The way the superficial fascia is innervated confirms the idea of Andrew Taylor Still (Father of traditional Osteopathy) that the fascia of the body is a ‘sensory organ’. More recently Helene Langevin wrote about ‘a body wide signalling network’. How information is relayed to the brain, about the body. Udup also showed an interaction between the endocrine system and fascia in his research on hormones and yoga. The human brain, seems to me, to be calculating the movement of your body based upon sensory information from fascial tissue. Thus the condition of the fascia in your body can aid or hinder how you move (proprioception), how you feel and what hormones are being produced.

If you have an inefficient (relative to your most efficient) body you might experience delayed onset muscle soreness (DOMS). Called ‘muscle soreness’ yet it is accepted that the soreness is in fact from fascial tissue. Soreness from within your fascia can mean abnormal loading and conflicting sensory motor signals are occuring within your nervous system affecting your proprioception. Abnormal loading of fascia can lead to pain of a variety of intensities. Making identifying what you are doing to bring on the DOMS or pain difficult to pin point. Adversely loaded fascial tissue can give rise to what is traditionally thought of as ‘nerve pain’ or nerve root pain. As well as other types of pain.

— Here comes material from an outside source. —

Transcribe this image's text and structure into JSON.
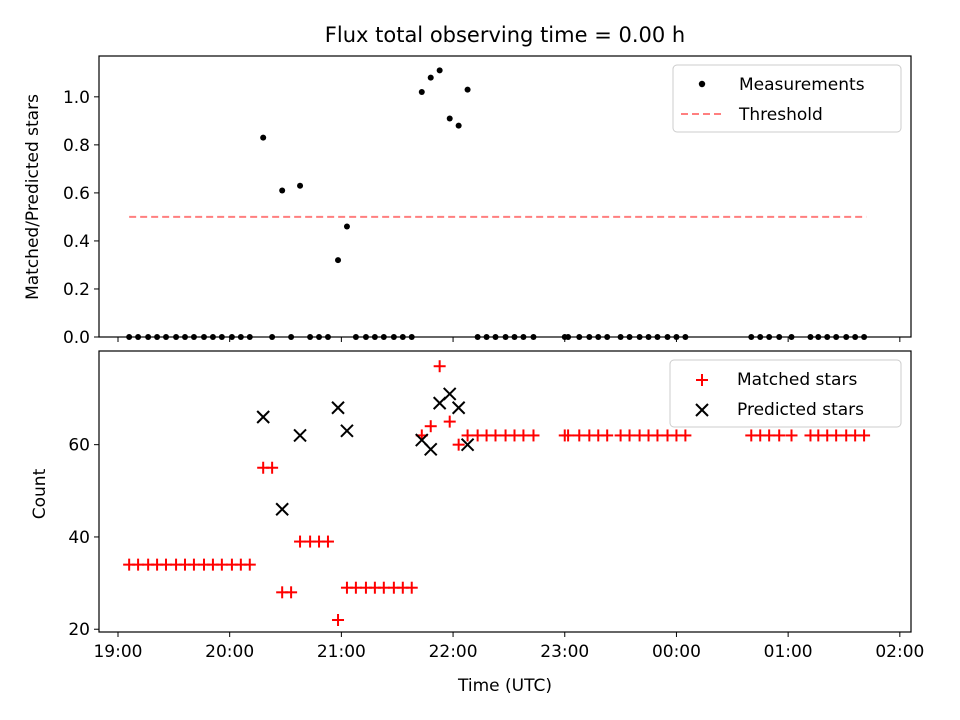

Next time you are thinking you have a stubborn old injury, nerve issue, strain or sprain, perhaps you need your fascia attended to? This is why with fascia first chiropractic fascia is included along with your other body tissues as a potential source of pain and discomfort.  (Fascia information above was collected from JBMT 2015 No.19). (Picture above from ‘stroll under the skin’ by Guimberteau)

Tight Hamstrings

The classic example of somebody having a restriction in their flexibility and they feel it at the back of the legs is thought to mean tight hamstrings. Yet in a fascial model of the body the TFL muscle is actually under about twice the strain that the hamstring muscles are under during a straight leg raise. The most obvious place to consider changing would be the side of the leg in tight hamstrings and not the back of the leg where it is felt! The fascial connections of the thigh are complex and numerous; for example in clinical practice I have ‘worked’ on the adductor muscle of the lesser affected leg and gained 20-25 degrees of extra flexibility in a straight leg raise of the more affected leg.

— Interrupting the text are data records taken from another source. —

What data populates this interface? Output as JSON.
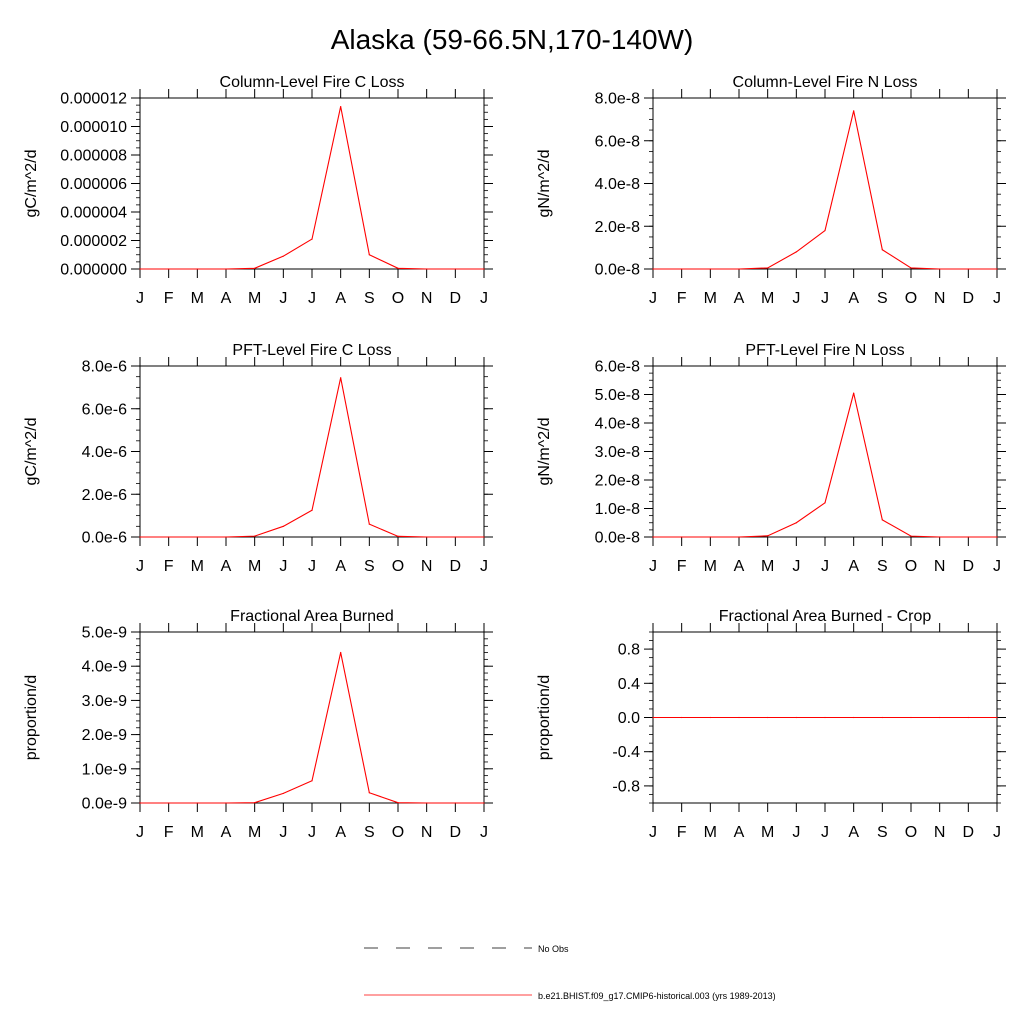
{
  "title": "Alaska (59-66.5N,170-140W)",
  "months": [
    "J",
    "F",
    "M",
    "A",
    "M",
    "J",
    "J",
    "A",
    "S",
    "O",
    "N",
    "D",
    "J"
  ],
  "line_color": "#ff0000",
  "chart_data": [
    {
      "type": "line",
      "title": "Column-Level Fire C Loss",
      "ylabel": "gC/m^2/d",
      "ylim": [
        0,
        1.2e-05
      ],
      "yticks": [
        0,
        2e-06,
        4e-06,
        6e-06,
        8e-06,
        1e-05,
        1.2e-05
      ],
      "yticklabels": [
        "0.000000",
        "0.000002",
        "0.000004",
        "0.000006",
        "0.000008",
        "0.000010",
        "0.000012"
      ],
      "minor_step": 5e-07,
      "values": [
        0,
        0,
        0,
        0,
        5e-08,
        9e-07,
        2.1e-06,
        1.14e-05,
        1e-06,
        5e-08,
        0,
        0,
        0
      ]
    },
    {
      "type": "line",
      "title": "Column-Level Fire N Loss",
      "ylabel": "gN/m^2/d",
      "ylim": [
        0,
        8e-08
      ],
      "yticks": [
        0,
        2e-08,
        4e-08,
        6e-08,
        8e-08
      ],
      "yticklabels": [
        "0.0e-8",
        "2.0e-8",
        "4.0e-8",
        "6.0e-8",
        "8.0e-8"
      ],
      "minor_step": 5e-09,
      "values": [
        0,
        0,
        0,
        0,
        5e-10,
        8e-09,
        1.8e-08,
        7.4e-08,
        9e-09,
        5e-10,
        0,
        0,
        0
      ]
    },
    {
      "type": "line",
      "title": "PFT-Level Fire C Loss",
      "ylabel": "gC/m^2/d",
      "ylim": [
        0,
        8e-06
      ],
      "yticks": [
        0,
        2e-06,
        4e-06,
        6e-06,
        8e-06
      ],
      "yticklabels": [
        "0.0e-6",
        "2.0e-6",
        "4.0e-6",
        "6.0e-6",
        "8.0e-6"
      ],
      "minor_step": 5e-07,
      "values": [
        0,
        0,
        0,
        0,
        4e-08,
        5e-07,
        1.25e-06,
        7.45e-06,
        6e-07,
        3e-08,
        0,
        0,
        0
      ]
    },
    {
      "type": "line",
      "title": "PFT-Level Fire N Loss",
      "ylabel": "gN/m^2/d",
      "ylim": [
        0,
        6e-08
      ],
      "yticks": [
        0,
        1e-08,
        2e-08,
        3e-08,
        4e-08,
        5e-08,
        6e-08
      ],
      "yticklabels": [
        "0.0e-8",
        "1.0e-8",
        "2.0e-8",
        "3.0e-8",
        "4.0e-8",
        "5.0e-8",
        "6.0e-8"
      ],
      "minor_step": 2.5e-09,
      "values": [
        0,
        0,
        0,
        0,
        4e-10,
        5e-09,
        1.2e-08,
        5.05e-08,
        6e-09,
        3e-10,
        0,
        0,
        0
      ]
    },
    {
      "type": "line",
      "title": "Fractional Area Burned",
      "ylabel": "proportion/d",
      "ylim": [
        0,
        5e-09
      ],
      "yticks": [
        0,
        1e-09,
        2e-09,
        3e-09,
        4e-09,
        5e-09
      ],
      "yticklabels": [
        "0.0e-9",
        "1.0e-9",
        "2.0e-9",
        "3.0e-9",
        "4.0e-9",
        "5.0e-9"
      ],
      "minor_step": 2e-10,
      "values": [
        0,
        0,
        0,
        0,
        1e-11,
        2.8e-10,
        6.5e-10,
        4.4e-09,
        3e-10,
        1e-11,
        0,
        0,
        0
      ]
    },
    {
      "type": "line",
      "title": "Fractional Area Burned - Crop",
      "ylabel": "proportion/d",
      "ylim": [
        -1,
        1
      ],
      "yticks": [
        -0.8,
        -0.4,
        0,
        0.4,
        0.8
      ],
      "yticklabels": [
        "-0.8",
        "-0.4",
        "0.0",
        "0.4",
        "0.8"
      ],
      "minor_step": 0.1,
      "values": [
        0,
        0,
        0,
        0,
        0,
        0,
        0,
        0,
        0,
        0,
        0,
        0,
        0
      ]
    }
  ],
  "legend": [
    {
      "label": "No Obs",
      "style": "dashed",
      "color": "#000000"
    },
    {
      "label": "b.e21.BHIST.f09_g17.CMIP6-historical.003 (yrs 1989-2013)",
      "style": "solid",
      "color": "#ff0000"
    }
  ]
}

Having the view that my problem is where I feel it is a difficult concept for most to let go of. Sometimes where you feel it does not need to be changed. Where you don’t feel it does! Having an in depth knowledge of anatomy and understanding human movement and how tissues interact within the human body is essential to truly get to the root of a musculoskeletal problem.

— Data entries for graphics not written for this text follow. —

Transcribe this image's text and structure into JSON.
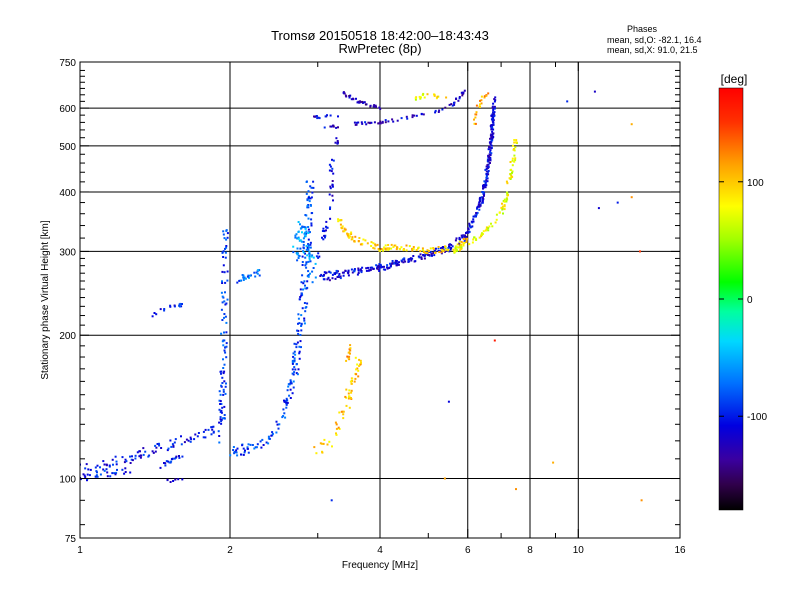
{
  "chart_data": {
    "type": "scatter",
    "title": "Tromsø 20150518 18:42:00–18:43:43",
    "subtitle": "RwPretec (8p)",
    "xlabel": "Frequency [MHz]",
    "ylabel": "Stationary phase Virtual Height [km]",
    "x_scale": "log",
    "y_scale": "log",
    "xlim": [
      1,
      16
    ],
    "ylim": [
      75,
      750
    ],
    "x_ticks": [
      1,
      2,
      4,
      6,
      8,
      10,
      16
    ],
    "x_tick_labels": [
      "1",
      "2",
      "4",
      "6",
      "8",
      "10",
      "16"
    ],
    "x_minor_ticks": [
      3,
      5,
      7,
      9
    ],
    "y_ticks": [
      75,
      100,
      200,
      300,
      400,
      500,
      600,
      750
    ],
    "y_tick_labels": [
      "75",
      "100",
      "200",
      "300",
      "400",
      "500",
      "600",
      "750"
    ],
    "y_minor_ticks": [
      80,
      90,
      110,
      120,
      130,
      140,
      150,
      160,
      170,
      180,
      190,
      210,
      220,
      230,
      240,
      250,
      260,
      270,
      280,
      290,
      320,
      340,
      360,
      380,
      420,
      440,
      460,
      480,
      520,
      540,
      560,
      580,
      620,
      640,
      660,
      680,
      700,
      720
    ],
    "grid": true,
    "stats": {
      "heading": "Phases",
      "line_o": "mean, sd,O: -82.1, 16.4",
      "line_x": "mean, sd,X:  91.0, 21.5"
    },
    "colorbar": {
      "label": "[deg]",
      "range": [
        -180,
        180
      ],
      "ticks": [
        100,
        0,
        -100
      ],
      "tick_labels": [
        "100",
        "0",
        "-100"
      ]
    },
    "traces": [
      {
        "kind": "line",
        "points": [
          [
            1.0,
            106
          ],
          [
            1.1,
            106
          ],
          [
            1.3,
            112
          ],
          [
            1.6,
            120
          ],
          [
            1.85,
            126
          ],
          [
            1.95,
            135
          ]
        ],
        "phase": -105,
        "spread": 0.05,
        "count": 90
      },
      {
        "kind": "line",
        "points": [
          [
            1.0,
            100
          ],
          [
            1.1,
            102
          ],
          [
            1.25,
            104
          ]
        ],
        "phase": -95,
        "spread": 0.035,
        "count": 30
      },
      {
        "kind": "line",
        "points": [
          [
            1.45,
            106
          ],
          [
            1.6,
            112
          ]
        ],
        "phase": -100,
        "spread": 0.02,
        "count": 18
      },
      {
        "kind": "line",
        "points": [
          [
            1.48,
            99
          ],
          [
            1.6,
            99
          ]
        ],
        "phase": -110,
        "spread": 0.015,
        "count": 8
      },
      {
        "kind": "line",
        "points": [
          [
            1.37,
            218
          ],
          [
            1.5,
            228
          ],
          [
            1.6,
            232
          ]
        ],
        "phase": -105,
        "spread": 0.02,
        "count": 16
      },
      {
        "kind": "line",
        "points": [
          [
            1.92,
            120
          ],
          [
            1.94,
            170
          ],
          [
            1.95,
            230
          ],
          [
            1.96,
            330
          ]
        ],
        "phase": -92,
        "spread": 0.04,
        "count": 95
      },
      {
        "kind": "line",
        "points": [
          [
            2.0,
            114
          ],
          [
            2.25,
            116
          ],
          [
            2.45,
            125
          ],
          [
            2.6,
            140
          ],
          [
            2.7,
            170
          ],
          [
            2.8,
            230
          ],
          [
            2.85,
            300
          ],
          [
            2.9,
            420
          ]
        ],
        "phase": -88,
        "spread": 0.05,
        "count": 210
      },
      {
        "kind": "line",
        "points": [
          [
            2.05,
            260
          ],
          [
            2.3,
            272
          ]
        ],
        "phase": -72,
        "spread": 0.03,
        "count": 25
      },
      {
        "kind": "line",
        "points": [
          [
            2.7,
            290
          ],
          [
            2.8,
            340
          ],
          [
            2.95,
            260
          ]
        ],
        "phase": -62,
        "spread": 0.06,
        "count": 70
      },
      {
        "kind": "line",
        "points": [
          [
            3.0,
            268
          ],
          [
            3.4,
            272
          ],
          [
            3.8,
            276
          ],
          [
            4.3,
            285
          ],
          [
            4.9,
            295
          ],
          [
            5.5,
            308
          ],
          [
            6.0,
            330
          ],
          [
            6.4,
            380
          ],
          [
            6.6,
            450
          ],
          [
            6.75,
            560
          ],
          [
            6.8,
            640
          ]
        ],
        "phase": -108,
        "spread": 0.02,
        "count": 260
      },
      {
        "kind": "line",
        "points": [
          [
            3.05,
            262
          ],
          [
            3.5,
            268
          ],
          [
            4.2,
            278
          ],
          [
            4.8,
            290
          ],
          [
            5.4,
            300
          ],
          [
            5.9,
            315
          ],
          [
            6.2,
            350
          ],
          [
            6.5,
            420
          ],
          [
            6.7,
            520
          ],
          [
            6.75,
            600
          ]
        ],
        "phase": -112,
        "spread": 0.02,
        "count": 160
      },
      {
        "kind": "line",
        "points": [
          [
            3.0,
            290
          ],
          [
            3.1,
            330
          ],
          [
            3.2,
            380
          ],
          [
            3.2,
            470
          ],
          [
            3.3,
            520
          ]
        ],
        "phase": -113,
        "spread": 0.03,
        "count": 45
      },
      {
        "kind": "line",
        "points": [
          [
            3.1,
            545
          ],
          [
            3.5,
            555
          ],
          [
            4.0,
            560
          ],
          [
            4.6,
            575
          ],
          [
            5.2,
            590
          ],
          [
            5.6,
            610
          ],
          [
            5.9,
            650
          ]
        ],
        "phase": -118,
        "spread": 0.015,
        "count": 70
      },
      {
        "kind": "line",
        "points": [
          [
            2.95,
            575
          ],
          [
            3.3,
            580
          ]
        ],
        "phase": -115,
        "spread": 0.015,
        "count": 12
      },
      {
        "kind": "line",
        "points": [
          [
            3.35,
            650
          ],
          [
            3.6,
            620
          ],
          [
            3.9,
            605
          ],
          [
            4.0,
            600
          ]
        ],
        "phase": -130,
        "spread": 0.015,
        "count": 35
      },
      {
        "kind": "line",
        "points": [
          [
            4.6,
            625
          ],
          [
            5.0,
            640
          ],
          [
            5.5,
            628
          ]
        ],
        "phase": 80,
        "spread": 0.02,
        "count": 18
      },
      {
        "kind": "line",
        "points": [
          [
            3.3,
            350
          ],
          [
            3.5,
            320
          ],
          [
            4.0,
            305
          ],
          [
            4.5,
            305
          ],
          [
            5.0,
            300
          ],
          [
            5.5,
            305
          ],
          [
            6.0,
            315
          ]
        ],
        "phase": 95,
        "spread": 0.03,
        "count": 140
      },
      {
        "kind": "line",
        "points": [
          [
            5.6,
            300
          ],
          [
            6.0,
            310
          ],
          [
            6.5,
            330
          ],
          [
            7.0,
            360
          ],
          [
            7.2,
            400
          ],
          [
            7.4,
            470
          ],
          [
            7.5,
            520
          ]
        ],
        "phase": 75,
        "spread": 0.025,
        "count": 95
      },
      {
        "kind": "line",
        "points": [
          [
            3.0,
            115
          ],
          [
            3.2,
            120
          ],
          [
            3.4,
            140
          ],
          [
            3.55,
            160
          ],
          [
            3.6,
            180
          ],
          [
            3.7,
            160
          ]
        ],
        "phase": 100,
        "spread": 0.05,
        "count": 60
      },
      {
        "kind": "line",
        "points": [
          [
            3.4,
            170
          ],
          [
            3.5,
            190
          ]
        ],
        "phase": 115,
        "spread": 0.03,
        "count": 12
      },
      {
        "kind": "line",
        "points": [
          [
            6.2,
            560
          ],
          [
            6.4,
            630
          ],
          [
            6.6,
            650
          ]
        ],
        "phase": 110,
        "spread": 0.03,
        "count": 20
      },
      {
        "kind": "point",
        "points": [
          [
            10.8,
            650
          ],
          [
            11.0,
            370
          ],
          [
            12.8,
            555
          ],
          [
            12.8,
            390
          ],
          [
            13.3,
            300
          ],
          [
            8.9,
            108
          ],
          [
            13.4,
            90
          ],
          [
            5.4,
            100
          ],
          [
            5.5,
            145
          ],
          [
            6.8,
            195
          ],
          [
            3.2,
            90
          ],
          [
            12.0,
            380
          ],
          [
            9.5,
            620
          ],
          [
            7.5,
            95
          ]
        ],
        "phases": [
          -120,
          -115,
          110,
          120,
          150,
          110,
          120,
          115,
          -110,
          165,
          -95,
          -100,
          -95,
          120
        ]
      }
    ]
  }
}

Training such as in a Chiropractic degree (undergraduate Masters) is ideal to start to see the root causes of a problem within the human body. When the human body is not able to change in a certain place, the body compensates and thus moves the symptom, yet the root cause is still the same; there is just a longer more complex chain of events that exist once a compensation occurs. Addressing the fascia before any adjustments is my strategy in clinical treatment. This way I am able to work through the layers of compensation until I find the root cause. Step one for you with tight hamstrings is to come to terms that the root cause is most likely (if you’ve had the problem for more than 5 days) somewhere else (in my opinion) than the back of your leg. Psychologically speaking if you keep on putting your problem to the back of your legs you will in fact keep a problem at the back of your legs! When seeking help from a Chiropractor it can be useful to look up the conditions that have evidence behind them.